Cultura e Spettacoli

I giochi di quelle ragazze in fiore sarebbero piaciuti a Lattuada

Presentato «L’educazione fisica delle fanciulle» di cui il regista da poco scomparso firma la sceneggiatura. Nel cast Jaqueline Bisset e Eva Grimaldi

Stenio Solinas

nostro inviato a Venezia

Una ragazzina sbranata dai cani, un'altra lasciata morire di paura e di stenti, una terza stuprata sino a farle perdere la ragione, una quarta che si impicca, la loro gelida e inflessibile istitutrice che si spara un colpo di pistola in bocca... Nella serata inaugurale della 62° Mostra del Cinema di Venezia, L'educazione fisica delle fanciulle allinea, fuori concorso, un campionario di orrori che non sarebbe spiaciuto a Quentin Tarantino... E invece la fonte del film è un romanzo fine secolo, MineHaHa, dell'austriaco decadente Franz Wedekind, l'autore di Risveglio di primavera e la sceneggiatura originale porta la firma dell'italiano esteta Alberto Lattuada, il cantore per eccellenza dell'età acerba, delle ninfette e dei languori... L'impressione che John Irvin, regista inglese dal piglio hollywoodiano (Hamburger Hill, I Mastini della guerra) ci abbia messo abbondantemente del suo, non è peregrina.
Che il libro di Wedekind avesse entusiasmato Lattuada, è più che comprensibile, visto che si tratta di un piccolo campionario del, come dire, Lattuada-pensiero. C'è il risveglio dei sensi, l'età ingrata dell'adolescenza con le sue paure, i suoi rituali e i suoi misteri, l'ambiente chiuso di un collegio, repressione e anarchici e infantili conati di ribellione, il sesso come scoperta, educazione, innocenza e inganno, la morte come accidente, espiazione, punizione. Lattuada fu anche il regista di Lettere di una novizia, dove la fonte letteraria era l'omonimo romanzo di Guido Piovene, vicentino, nobile, roso dai sensi di colpa ideologici e dai rovelli psicologici propri di un'educazione cattolica ma di un culto pagano del corpo. E non per nulla il suo film d'esordio fu quel Giacomo l'idealista dove una verginale Marina Berti rimaneva vittima della violenza di un giovin signore.
Ambientato in Turingia, alla vigilia della Prima guerra mondiale, L'educazione fisica delle fanciulle è sgradevole al punto giusto, una favola nera dove Cappuccetto rosso non viene salvato da nessun cacciatore ed è vittima innocente della propria ambizione. Vorrebbe essere la prima ballerina del corpo di ballo che il rigido collegio seleziona per lo spettacolo clou a cui il principe avrà la compiacenza di assistere: e non sa che il premio è in realtà un'offerta sacrificale.
Prodotta dall'italiana Ida di Benedetto, interpretato dall'americana Jacqueline Bisset, diretto, come già detto, da un regista britannico che non disdegna il business d'oltreoceano, il film ha il suo punto di forza oltre che nella recitazione della Bisset, appunto, e di un calibrato cast (le nostre Galatea Renzi e una sorprendente Eva Grimaldi, Mary Migly, Hannah Taylor Gordon) e in una buona ricostruzione di ambienti, soprattutto nelle jeunes filles en fleur che al tutto fanno corona. Bellezze ancora infantili, ovvero sul punto di esplodere, caratteri dolci e caratteri ostinati, romantiche all'eccesso o già toccate da un'ingenua malizia, amiche devote e già innamorate infelici...

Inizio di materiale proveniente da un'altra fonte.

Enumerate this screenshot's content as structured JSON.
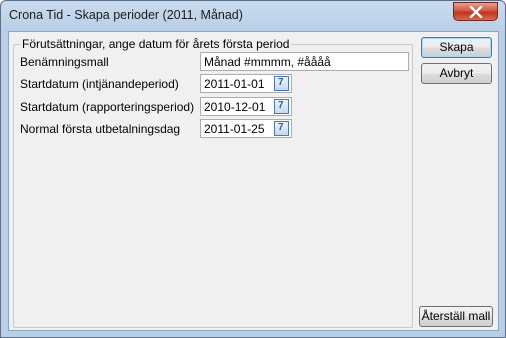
{
  "window": {
    "title": "Crona Tid - Skapa perioder (2011, Månad)"
  },
  "group": {
    "legend": "Förutsättningar, ange datum för årets första period"
  },
  "fields": {
    "naming_template": {
      "label": "Benämningsmall",
      "value": "Månad #mmmm, #åååå"
    },
    "start_earning": {
      "label": "Startdatum (intjänandeperiod)",
      "value": "2011-01-01"
    },
    "start_reporting": {
      "label": "Startdatum (rapporteringsperiod)",
      "value": "2010-12-01"
    },
    "first_payday": {
      "label": "Normal första utbetalningsdag",
      "value": "2011-01-25"
    }
  },
  "calendar_icon_glyph": "7",
  "buttons": {
    "create": "Skapa",
    "cancel": "Avbryt",
    "reset": "Återställ mall"
  },
  "colors": {
    "titlebar": "#b9cfe8",
    "close_button": "#c1351c",
    "client_background": "#f0f0f0"
  }
}
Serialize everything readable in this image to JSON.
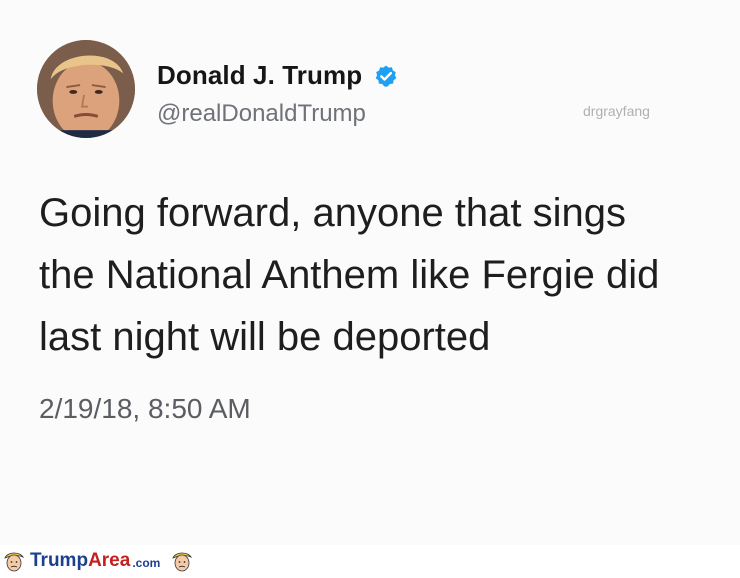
{
  "tweet": {
    "display_name": "Donald J. Trump",
    "handle": "@realDonaldTrump",
    "watermark": "drgrayfang",
    "lines": [
      "Going forward, anyone that sings",
      "the National Anthem like Fergie did",
      "last night will be deported"
    ],
    "timestamp": "2/19/18, 8:50 AM",
    "verified_color": "#1da1f2"
  },
  "footer": {
    "brand_part1": "Trump",
    "brand_part2": "Area",
    "brand_suffix": ".com",
    "brand_color_blue": "#1d3f8f",
    "brand_color_red": "#c42020"
  }
}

La visione, nello stesso giorno, proprio di quel Giacomo l'idealista con cui a trent'anni Lattuada fece il suo ingresso nel cinema, lascia il rimpianto, senza nulla togliere al talento di Irvin, di cosa quella sceneggiatura avrebbe potuto essere con lui dietro la macchina da presa. Non necessariamente un film migliore, ma sicuramente un film diverso, dove il gotico funereo si sarebbe stemperato in una maliconica elegia dei dolci-tragici inganni dell'età del desiderio.